A Maiden So Bewitching/Episode 8

I used the word nymphets there. That was actually sort of a generalisation. But make no mistake, over a quarter of these girls were nymphets which for your information is at least three times the national average here in Ireland. Granted these statistics are entirely non-scientific, based as they are on personal observation, but I am a conscientious and acute observer and my findings are not to be taken lightly. Judging from their exotic complexions these girls were all foreign and that in itself probably explains the high preponderance of nymphets among them.

It has only just occurred to me that many of you may not know what a nymphet is. OK. First and foremost a nymphet is a girl who should be not less than sixteen and not more than seventeen. Next, although she doesn't need to have conventional good looks she does need to have something of the primitive about her. She should also have dim and distant eyes that go slit when she is either a) annoyed or b) up to no good; a bold and insolent mouth – this is not essential though it is highly desirable; and an almost diabolical charm in her movements that she may not even be aware of, what I would call a frétillement (Look at any video of Vanessa Paradis singing Joe Le Taxi when she was fourteen and you'll see what I mean). And finally she must possess the kind of otherworldly face and body that have driven boys and men mad since Adam did a runner on Eve with Lilith.

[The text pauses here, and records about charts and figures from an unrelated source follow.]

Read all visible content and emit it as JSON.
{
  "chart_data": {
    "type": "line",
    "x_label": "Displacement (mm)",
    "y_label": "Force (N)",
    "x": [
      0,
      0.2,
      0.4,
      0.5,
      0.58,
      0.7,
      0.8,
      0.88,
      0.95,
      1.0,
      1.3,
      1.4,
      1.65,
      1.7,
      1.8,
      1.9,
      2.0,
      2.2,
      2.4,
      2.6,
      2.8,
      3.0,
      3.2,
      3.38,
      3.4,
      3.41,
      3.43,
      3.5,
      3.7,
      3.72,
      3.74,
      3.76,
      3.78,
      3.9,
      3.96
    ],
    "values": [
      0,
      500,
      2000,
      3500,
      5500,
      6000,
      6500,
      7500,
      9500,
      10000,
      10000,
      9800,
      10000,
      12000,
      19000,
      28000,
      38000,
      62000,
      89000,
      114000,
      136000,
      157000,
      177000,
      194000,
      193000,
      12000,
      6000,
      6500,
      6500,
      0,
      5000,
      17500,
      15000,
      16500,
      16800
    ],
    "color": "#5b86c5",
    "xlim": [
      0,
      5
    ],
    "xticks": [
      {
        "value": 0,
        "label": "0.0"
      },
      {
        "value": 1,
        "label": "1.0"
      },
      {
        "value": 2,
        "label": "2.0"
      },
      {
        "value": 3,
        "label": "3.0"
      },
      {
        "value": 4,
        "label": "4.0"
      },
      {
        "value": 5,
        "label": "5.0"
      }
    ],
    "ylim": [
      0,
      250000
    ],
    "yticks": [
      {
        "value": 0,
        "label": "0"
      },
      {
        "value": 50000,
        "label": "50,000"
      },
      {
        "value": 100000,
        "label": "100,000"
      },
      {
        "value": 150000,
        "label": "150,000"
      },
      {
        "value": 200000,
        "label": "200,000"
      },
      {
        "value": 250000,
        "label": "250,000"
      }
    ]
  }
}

But hang on, I'm just remembering. I got things arseways there. Lilith left Adam, not the other way round. Yes, it's coming back now. According to Genesis Lilith got fed up taking orders from Adam about which of them was top and which was bottom and she hit the road with the archangel Samael instead. That's Samael the sleazebag now, not to be confused in any way, shape or form with Samuel the prophet that's revered by Jews, Christians and Muslims alike. Samael was the bad seed who spent most of his time preying in Seventh Heaven, the place he took Lil to and proceeded to drive her out of her fucking mind. And just to set the record straight once and for all: sex didn't start between the end of the Lady Chatterley ban and the Beatles' first LP; it started some time before that. And not with Adam and Eve either. What those two did was a biological duty, "go forth and multiply", with the unspoken threat: "because if you don't you're out of Eden on your ear." No, according to the Apocryphon of John, Cain was born from Eve by intercourse with Samael. So this bad seed fertilised more eggs than would stock a chain of Walmarts and for all we know he's still at it.